One of the basic limitations of the Delft sand casting technique is that it does not work for every shape. The basic shape must be conic: the upper part should not be wider than the lower part. There must be no protruding details which get stuck in the sand when you separate the rings from each other. Another limitation is that the shape must be as compact to the center as possible. The center is where the casting channel is located. The more peripheral branches in the model, the higher the chance that the melted metal would not reach them (see troubleshooter paragraph below). Flat shapes, like this one pug face to the right, are Okay, but also deep conic shapes are fine. You need to follow the flow of the melted metal to understand the logic.
Not only the shape but also the material of the model is important. For the nature-inspired jewelry makers, every natural object looks like a perfect model. However, twigs and branches are too flexible to make a good model. I experimented with covering them with varnish and glue to make them stiffer. Unfortunately, glue covers their texture and sometimes the sand gets stuck too.
Some jewelry makers prefer carving models from wood and hard cardboard. It is a very labor-intensive process. Fortunately, the model can be reused.
Since I started my jewelry making adventure with precious metal clay I like sculpting models in clay. But here comes the challenge. Gypsum-bonded investment materials are often too fragile. The model won’t survive stamping and hammering into the sand and can break.
Polymer clay is an easy, available, cheap and strong material. However, it is quite difficult to make a refined model. The look remains ‘clayish’. At least with my technique, I can not make it as fine as my silver clay objects. You can see it in my items below. They are quite unsophisticated.
I also experimented with bee’s wax but found this material difficult to process. The wax melted in my fingers. And when it hardened, it was still not hard enough.
Hard stone and metal objects make great models which can also survive being stamped into the sand. Actually, you can use any cheap metal (like brass) prefabs to ‘upgrade’ the objects to silver and even gold.
Delft sand casting troubleshooter: what to do if the casting is incomplete?
The first moment when things can go wrong is when the model is removed from the sand. Some fine details can get stuck in the sand. Very often the mold can be fixed manually. The missing elements such as lines etc can be restored, i.e. drawn in the sand with a needle, a burnisher or another tool. Take care that you won’t make the model thicker. Because every extra space in the mold means extra volume on the object.

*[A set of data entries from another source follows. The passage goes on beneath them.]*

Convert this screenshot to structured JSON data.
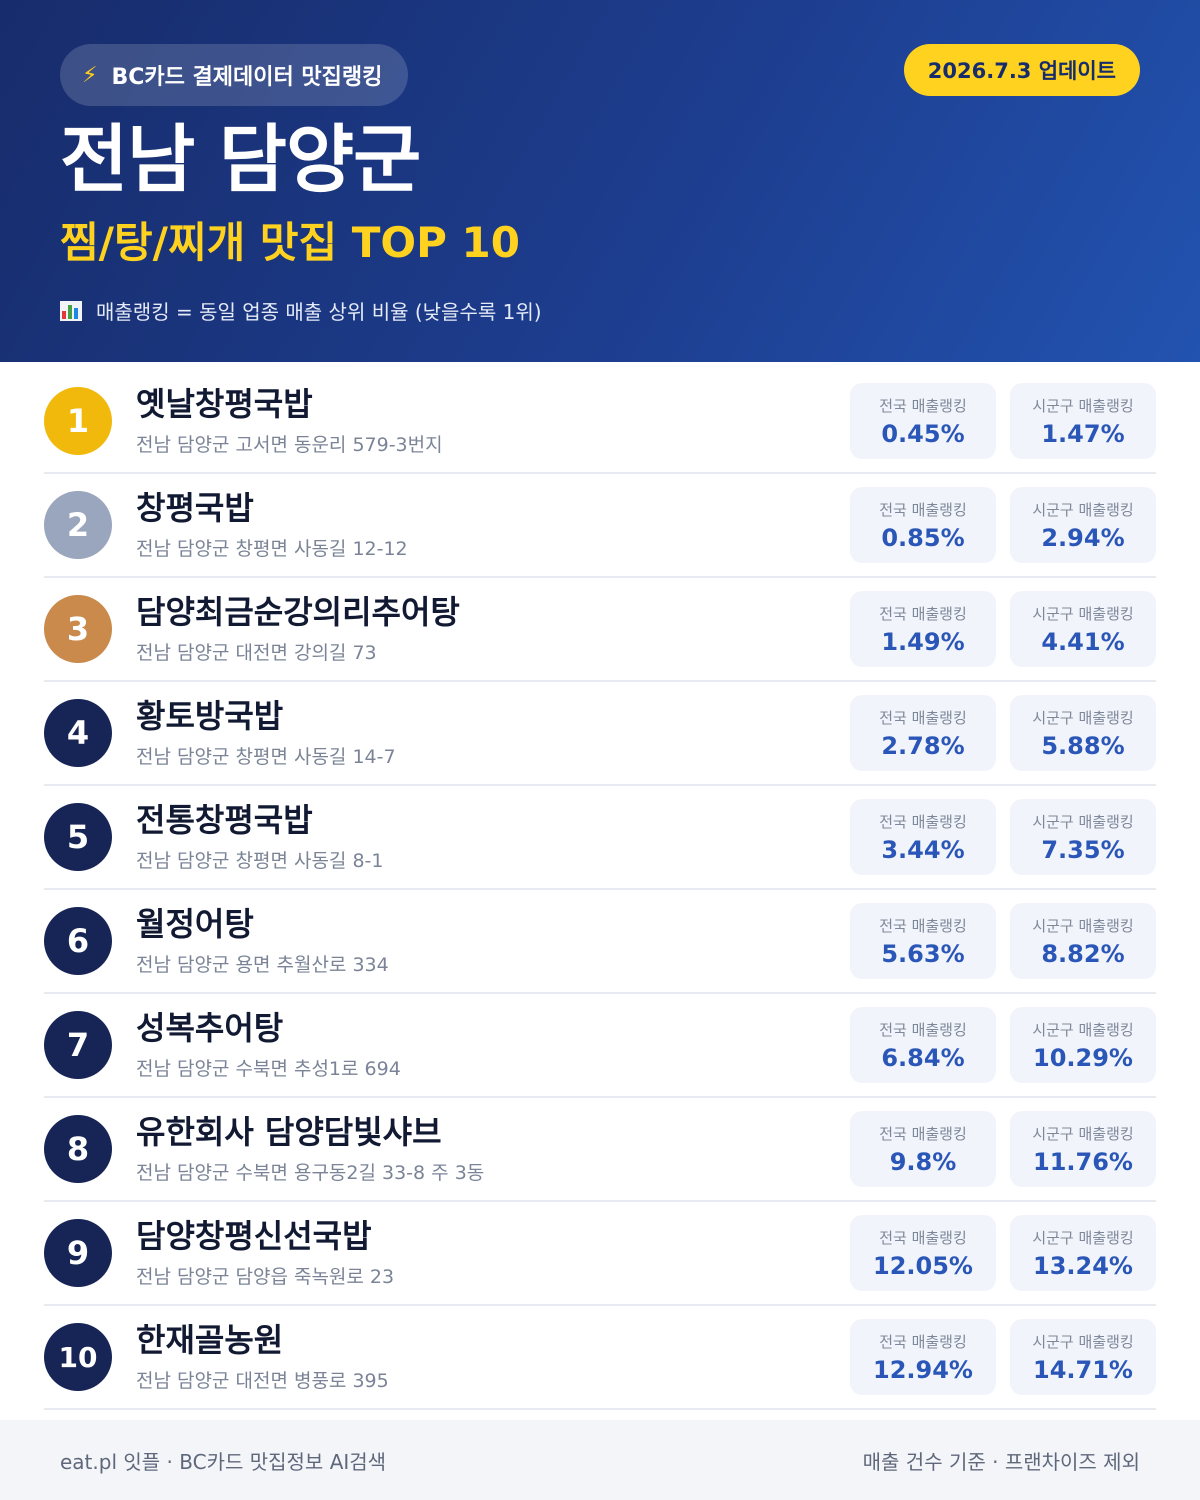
{
  "header": {
    "source_label": "BC카드 결제데이터 맛집랭킹",
    "update_label": "2026.7.3 업데이트",
    "region": "전남 담양군",
    "category": "찜/탕/찌개 맛집 TOP 10",
    "note": "매출랭킹 = 동일 업종 매출 상위 비율 (낮을수록 1위)",
    "icons": [
      "lightning-icon",
      "bar-chart-icon"
    ]
  },
  "stat_labels": {
    "national": "전국 매출랭킹",
    "local": "시군구 매출랭킹"
  },
  "colors": {
    "header_dark": "#172c6b",
    "accent_yellow": "#ffd21f",
    "rank_navy": "#172556",
    "rank_gold": "#f2b90d",
    "rank_silver": "#9aa6bd",
    "rank_bronze": "#c98a4b",
    "value_blue": "#2a56b8"
  },
  "restaurants": [
    {
      "rank": "1",
      "name": "옛날창평국밥",
      "address": "전남 담양군 고서면 동운리 579-3번지",
      "national": "0.45%",
      "local": "1.47%"
    },
    {
      "rank": "2",
      "name": "창평국밥",
      "address": "전남 담양군 창평면 사동길 12-12",
      "national": "0.85%",
      "local": "2.94%"
    },
    {
      "rank": "3",
      "name": "담양최금순강의리추어탕",
      "address": "전남 담양군 대전면 강의길 73",
      "national": "1.49%",
      "local": "4.41%"
    },
    {
      "rank": "4",
      "name": "황토방국밥",
      "address": "전남 담양군 창평면 사동길 14-7",
      "national": "2.78%",
      "local": "5.88%"
    },
    {
      "rank": "5",
      "name": "전통창평국밥",
      "address": "전남 담양군 창평면 사동길 8-1",
      "national": "3.44%",
      "local": "7.35%"
    },
    {
      "rank": "6",
      "name": "월정어탕",
      "address": "전남 담양군 용면 추월산로 334",
      "national": "5.63%",
      "local": "8.82%"
    },
    {
      "rank": "7",
      "name": "성복추어탕",
      "address": "전남 담양군 수북면 추성1로 694",
      "national": "6.84%",
      "local": "10.29%"
    },
    {
      "rank": "8",
      "name": "유한회사 담양담빛샤브",
      "address": "전남 담양군 수북면 용구동2길 33-8 주 3동",
      "national": "9.8%",
      "local": "11.76%"
    },
    {
      "rank": "9",
      "name": "담양창평신선국밥",
      "address": "전남 담양군 담양읍 죽녹원로 23",
      "national": "12.05%",
      "local": "13.24%"
    },
    {
      "rank": "10",
      "name": "한재골농원",
      "address": "전남 담양군 대전면 병풍로 395",
      "national": "12.94%",
      "local": "14.71%"
    }
  ],
  "footer": {
    "left": "eat.pl 잇플 · BC카드 맛집정보 AI검색",
    "right": "매출 건수 기준 · 프랜차이즈 제외"
  }
}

But the biggest disappointment is incomplete casting. When some details of the piece are missing after the casting. You can actually already see it during the casting. The steam must escape from all vent openings. If it does not it means that the metal did not reach this particular section. It cooled off on its way, or the vent was clogged. Like this kitty to the right. In the picture, you can see that the tail section did not turn black. It means there was no silver in it. No problem, the tail has been fused manually later and soldered to the cat. The cat had to be refined anyway because the original model from polymer clay was too rough.

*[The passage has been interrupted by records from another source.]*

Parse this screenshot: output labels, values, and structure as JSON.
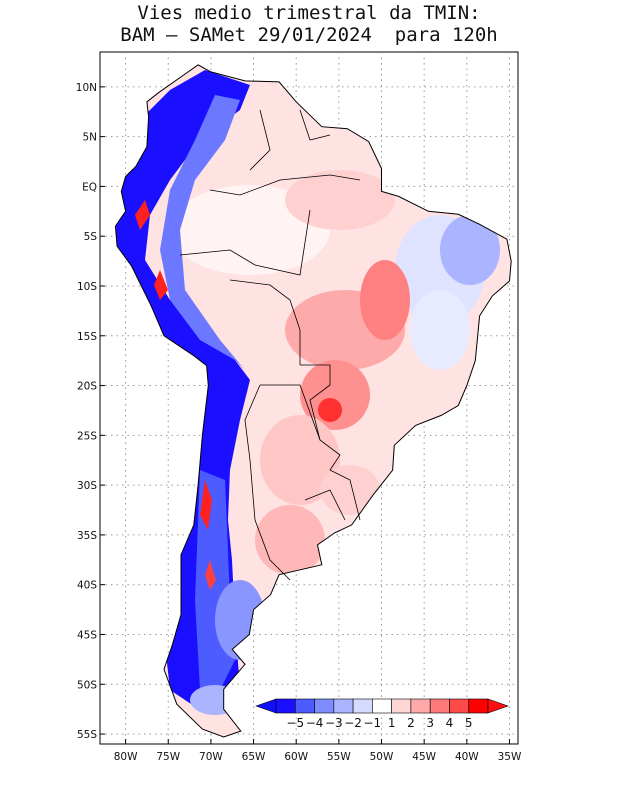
{
  "title": {
    "line1": "Vies medio trimestral da TMIN:",
    "line2": "BAM – SAMet 29/01/2024  para 120h"
  },
  "map": {
    "lon_range": [
      -83,
      -34
    ],
    "lat_range": [
      -56,
      13.5
    ],
    "grid": true,
    "lat_ticks": [
      "10N",
      "5N",
      "EQ",
      "5S",
      "10S",
      "15S",
      "20S",
      "25S",
      "30S",
      "35S",
      "40S",
      "45S",
      "50S",
      "55S"
    ],
    "lon_ticks": [
      "80W",
      "75W",
      "70W",
      "65W",
      "60W",
      "55W",
      "50W",
      "45W",
      "40W",
      "35W"
    ]
  },
  "colorbar": {
    "labels": [
      "−5",
      "−4",
      "−3",
      "−2",
      "−1",
      "1",
      "2",
      "3",
      "4",
      "5"
    ],
    "colors": [
      "#1a10ff",
      "#4d5cff",
      "#7f8cff",
      "#aab4ff",
      "#d4dbff",
      "#ffffff",
      "#ffd6d6",
      "#ffaaaa",
      "#ff7a7a",
      "#ff4a4a",
      "#ff0000"
    ],
    "min_arrow_color": "#1010ff",
    "max_arrow_color": "#ff1010"
  }
}
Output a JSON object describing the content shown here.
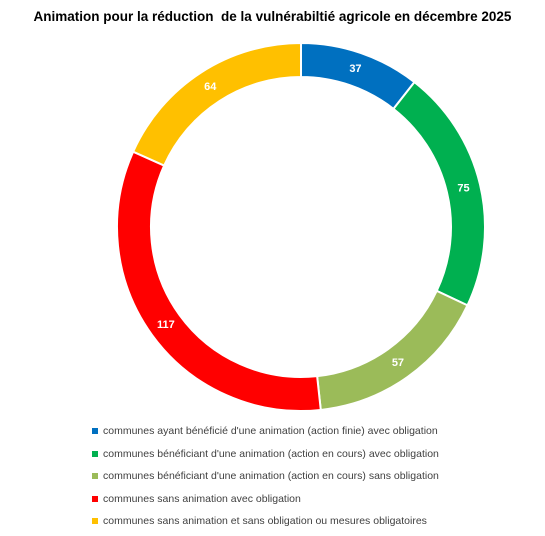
{
  "chart_data": {
    "type": "pie",
    "donut": true,
    "title": "Animation pour la réduction  de la vulnérabiltié agricole en décembre 2025",
    "legend_position": "bottom",
    "slices": [
      {
        "label": "communes ayant bénéficié d'une animation (action finie) avec obligation",
        "value": 37,
        "color": "#0070C0"
      },
      {
        "label": "communes bénéficiant d'une animation (action en cours) avec obligation",
        "value": 75,
        "color": "#00B050"
      },
      {
        "label": "communes bénéficiant d'une animation (action en cours) sans obligation",
        "value": 57,
        "color": "#9BBB59"
      },
      {
        "label": "communes sans animation avec obligation",
        "value": 117,
        "color": "#FF0000"
      },
      {
        "label": "communes sans animation et sans obligation ou mesures obligatoires",
        "value": 64,
        "color": "#FFC000"
      }
    ]
  }
}
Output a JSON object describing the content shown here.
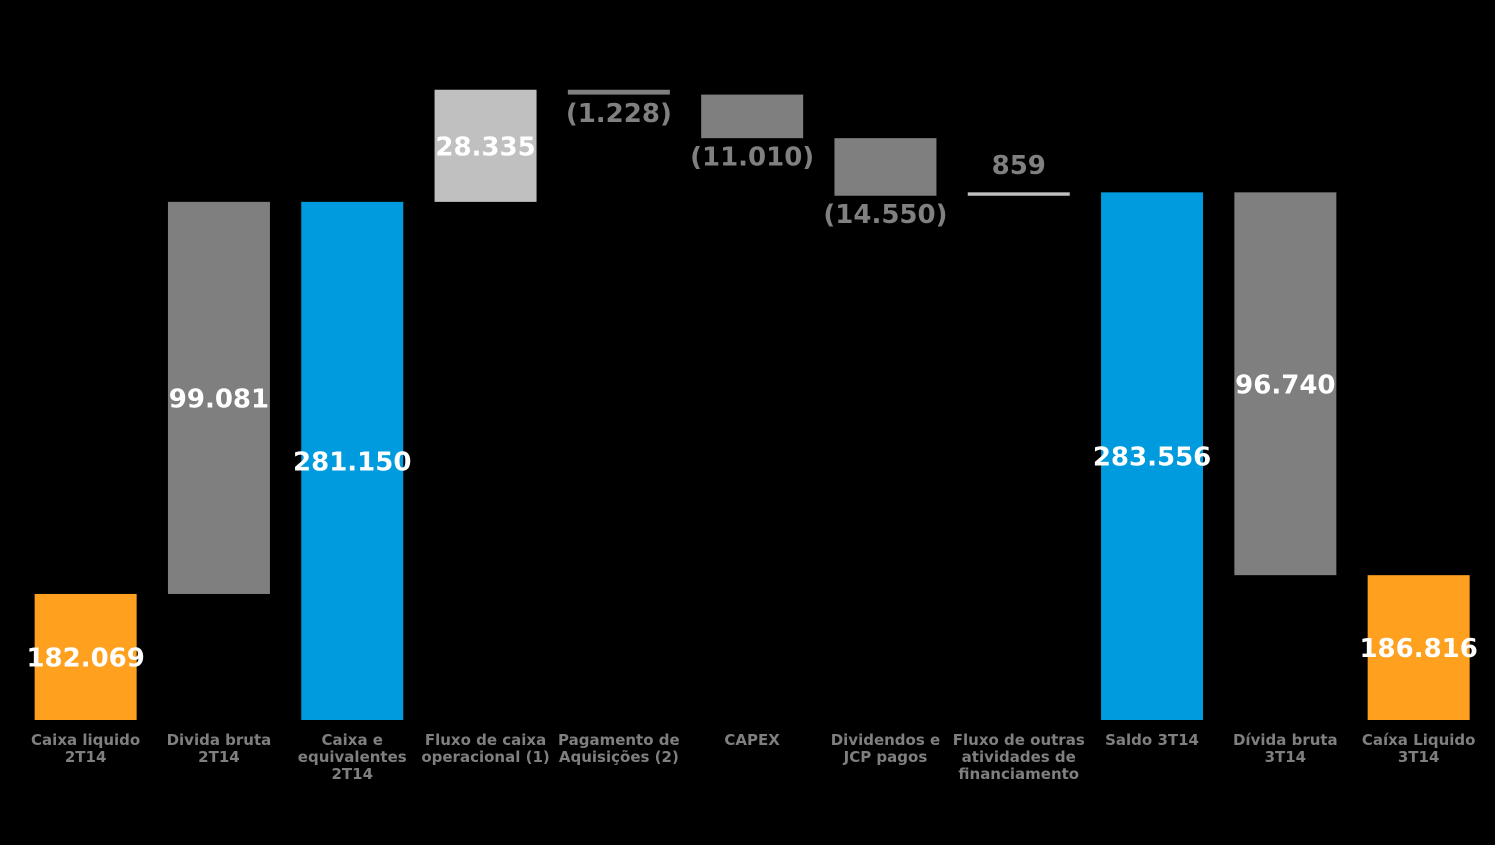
{
  "chart_data": {
    "type": "waterfall",
    "categories": [
      "Caixa liquido\n2T14",
      "Divida bruta\n2T14",
      "Caixa e\nequivalentes\n2T14",
      "Fluxo de caixa\noperacional (1)",
      "Pagamento de\nAquisições (2)",
      "CAPEX",
      "Dividendos e\nJCP pagos",
      "Fluxo de outras\natividades de\nfinanciamento",
      "Saldo 3T14",
      "Dívida bruta\n3T14",
      "Caíxa Liquido\n3T14"
    ],
    "values": [
      182069,
      99081,
      281150,
      28335,
      -1228,
      -11010,
      -14550,
      859,
      283556,
      96740,
      186816
    ],
    "value_labels": [
      "182.069",
      "99.081",
      "281.150",
      "28.335",
      "(1.228)",
      "(11.010)",
      "(14.550)",
      "859",
      "283.556",
      "96.740",
      "186.816"
    ],
    "measures": [
      "total",
      "increase",
      "total",
      "increase",
      "decrease",
      "decrease",
      "decrease",
      "increase",
      "total",
      "decrease",
      "total"
    ],
    "colors": [
      "#ffa01f",
      "#7f7f7f",
      "#009ade",
      "#c0c0c0",
      "#7f7f7f",
      "#7f7f7f",
      "#7f7f7f",
      "#c0c0c0",
      "#009ade",
      "#7f7f7f",
      "#ffa01f"
    ],
    "ylim": [
      150218,
      317000
    ]
  }
}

The wolf was not cast completely either. The ears were less pointy, many fine details got lost. You can also see that the surface of the silver has small blemishes. The reason is that recycled silver has been used. Very often such silver is contaminated with small dust particles. When they burn air bubbles appear in the metal. So you need to polish these blemishes off anyway. I have done a lot of sawing, carving and polishing to get this wolf ring in shape. For instance, his ears must be made thinner, his fangs – visible. The silver sawdust has been collected and will be recycled.
So if the casting is not complete, there is always the last chance: to do it again. There is no limitation of how many times silver can be re-cast. It might be even better because every time the metal is melted it gets purer. The foreign particles burn off, the crystallic structure gets more regular. You can compare it to shaking a cocktail. The more it is shaken, the more homogenous it becomes.

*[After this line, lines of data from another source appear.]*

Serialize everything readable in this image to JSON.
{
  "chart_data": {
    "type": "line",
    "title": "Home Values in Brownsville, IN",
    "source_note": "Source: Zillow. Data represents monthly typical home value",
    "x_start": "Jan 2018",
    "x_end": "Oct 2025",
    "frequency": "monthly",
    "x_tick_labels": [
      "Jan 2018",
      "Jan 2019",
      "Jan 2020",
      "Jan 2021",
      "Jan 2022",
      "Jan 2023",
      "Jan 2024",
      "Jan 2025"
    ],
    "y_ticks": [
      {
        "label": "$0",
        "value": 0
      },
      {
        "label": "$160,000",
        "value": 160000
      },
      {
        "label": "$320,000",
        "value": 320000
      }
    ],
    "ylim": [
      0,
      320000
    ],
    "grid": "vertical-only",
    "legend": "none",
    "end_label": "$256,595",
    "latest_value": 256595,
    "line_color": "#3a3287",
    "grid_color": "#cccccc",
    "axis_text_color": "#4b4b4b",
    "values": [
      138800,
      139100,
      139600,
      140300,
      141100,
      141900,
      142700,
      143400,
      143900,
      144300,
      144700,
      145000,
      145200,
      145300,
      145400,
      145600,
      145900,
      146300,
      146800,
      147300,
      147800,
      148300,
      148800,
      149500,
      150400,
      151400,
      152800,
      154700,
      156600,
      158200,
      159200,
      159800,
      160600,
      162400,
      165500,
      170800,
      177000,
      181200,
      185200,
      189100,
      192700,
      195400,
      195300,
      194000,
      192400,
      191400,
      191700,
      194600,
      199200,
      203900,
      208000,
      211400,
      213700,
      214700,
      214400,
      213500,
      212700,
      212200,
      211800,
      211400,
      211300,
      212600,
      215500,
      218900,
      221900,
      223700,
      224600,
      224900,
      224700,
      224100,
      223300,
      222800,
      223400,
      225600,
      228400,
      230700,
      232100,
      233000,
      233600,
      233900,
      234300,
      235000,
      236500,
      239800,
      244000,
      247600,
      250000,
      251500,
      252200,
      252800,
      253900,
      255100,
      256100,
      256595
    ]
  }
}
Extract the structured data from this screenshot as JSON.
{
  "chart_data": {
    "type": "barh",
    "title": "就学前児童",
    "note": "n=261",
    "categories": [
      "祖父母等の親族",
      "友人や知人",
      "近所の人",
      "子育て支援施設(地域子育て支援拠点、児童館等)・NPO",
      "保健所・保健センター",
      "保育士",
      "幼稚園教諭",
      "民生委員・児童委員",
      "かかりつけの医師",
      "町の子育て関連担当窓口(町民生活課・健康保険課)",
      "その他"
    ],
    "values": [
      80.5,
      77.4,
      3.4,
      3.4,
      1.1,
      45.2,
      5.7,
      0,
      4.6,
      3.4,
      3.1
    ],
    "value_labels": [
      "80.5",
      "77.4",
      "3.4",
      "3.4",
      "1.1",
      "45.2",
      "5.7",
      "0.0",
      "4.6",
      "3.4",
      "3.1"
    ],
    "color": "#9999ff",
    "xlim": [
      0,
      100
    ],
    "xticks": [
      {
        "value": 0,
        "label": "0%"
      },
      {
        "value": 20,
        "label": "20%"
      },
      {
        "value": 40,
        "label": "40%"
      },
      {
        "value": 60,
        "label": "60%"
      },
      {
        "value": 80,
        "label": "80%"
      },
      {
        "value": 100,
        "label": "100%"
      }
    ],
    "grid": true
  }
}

And you gain experience every time you cast. In the beginning, I needed assistance: someone holding my torch while I was casting with two hands. Now I hold the torch in one hand (left) and cast with the other (right). It is actually even easier because I can direct the flame better and coordinate the moment when the metal is liquid.
So in the future, my casts will become more fine-detailed and more sophisticated. But certainly, in the beginnnig, it is nice to choose a model which is 100% Delft sand casting-proof.